Friday, August 5

Just call me the "Leftover Food Lady"

So, over the weekend, I made several batches of foodstuffs. The mister was incredibly helpful by peeling and shredding 1,001 carrots so that I'd have large amounts at the ready for my recipes.  In my Whole Grain Goodness post, I talked about making quinoa and how the grain can be adapted for many different flavors.  I cooked more than 4 cups of the stuff and left some of it plain in the refrigerator for later batches. 

The mister sometimes accuses me of making enough dinner for three people--enough for the two of us to enjoy, and then a batch for me to enjoy the next day at my desk.  I am very guilty of doing this. ☺  
Leftovers for Lunch

Well, I made such a large batch of my Mexican-inspired quinoa, that I had plenty leftover for lunches.  I brought this dish with me twice this week. And, I confirmed that it had a nice extra "kick" with the addition of Cholula Chipotle hot sauce.

Here's the recipe for the Mexican-inspired quinoa:
Ingredients:
  • 2 - 3 cups cooked organic quinoa
  • 1 can of organic black beans, drained and rinsed
  • 3 - 4 scallions, cut very small
  • 1 cup of shredded carrots (thanks to the mister!)
  • 1/2 cup fresh corn
  • 2 cups cherry tomatoes, cut in half
  • fresh parsley and cilantro
  • dressing ingredients: canola oil, juice from 1/2 a lime, lime zest, ancho chili powder, honey and the requisite garlic powder, salt and pepper

Combine all ingredients, dress with about 1/3 cup of the dressing. The longer you let the flavors marinate, the better. You can also add goat cheese just before serving for another layer of flavor.

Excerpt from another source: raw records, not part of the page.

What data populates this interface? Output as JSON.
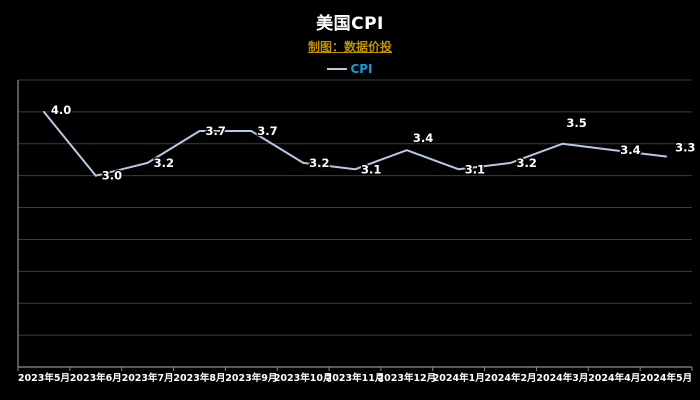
{
  "chart_data": {
    "type": "line",
    "title": "美国CPI",
    "subtitle": "制图：数据价投",
    "legend": [
      {
        "name": "CPI"
      }
    ],
    "legend_position": "top",
    "categories": [
      "2023年5月",
      "2023年6月",
      "2023年7月",
      "2023年8月",
      "2023年9月",
      "2023年10月",
      "2023年11月",
      "2023年12月",
      "2024年1月",
      "2024年2月",
      "2024年3月",
      "2024年4月",
      "2024年5月"
    ],
    "values": [
      4.0,
      3.0,
      3.2,
      3.7,
      3.7,
      3.2,
      3.1,
      3.4,
      3.1,
      3.2,
      3.5,
      3.4,
      3.3
    ],
    "value_decimals": 1,
    "ylim": [
      0,
      4.5
    ],
    "grid_step": 0.5,
    "grid": true,
    "colors": {
      "background": "#000000",
      "title": "#ffffff",
      "subtitle": "#bf9000",
      "legend_label": "#159cd8",
      "line": "#b7c9e2",
      "grid": "#3d3d3d",
      "axis": "#8f8f8f",
      "data_label": "#ffffff",
      "tick_label": "#ffffff"
    },
    "data_label_default_offset": [
      6,
      4
    ],
    "data_label_offsets": {
      "0": [
        7,
        2
      ],
      "7": [
        6,
        -8
      ],
      "10": [
        4,
        -17
      ],
      "12": [
        9,
        -5
      ]
    }
  }
}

Later in the week, I used the plain quinoa to make a Mediterranean-inspired dish for dinner. The mister and I enjoy quite a bit of it and...surprise...I brought leftovers for lunch. This dish uses feta cheese; we have been on a feta kick recently. Well, it's been a longtime kick--going on several months.  The Mediterranean dish uses herbs and flavors well known to food from that region of the world. 
Mediterranean quinoa salad

Mediterranean-inspired Quinoa
Ingredients:
  • 2 - 3 cups cooked organic quinoa
  • 1 can of organic garbanzo beans (chickpeas), drained and rinsed
  • 1 1/2 cups of shredded carrots
  • 1/2 cup of crumbled feta cheese
  • fresh parsley
  • dressing ingredients: extra virgin olive oil, juice from 1/2 a lemon, lemon zest, fresh dill, honey and the requisite garlic powder, salt and pepper

Combine all ingredients and dress with 1/2 cup of dressing (I like to use more dressing on this dish b/c there are fewer ingredients).  Enjoy! Enjoy! Enjoy!

In the case of both dishes, if you omit honey and the cheese, you will have a completely vegan dish.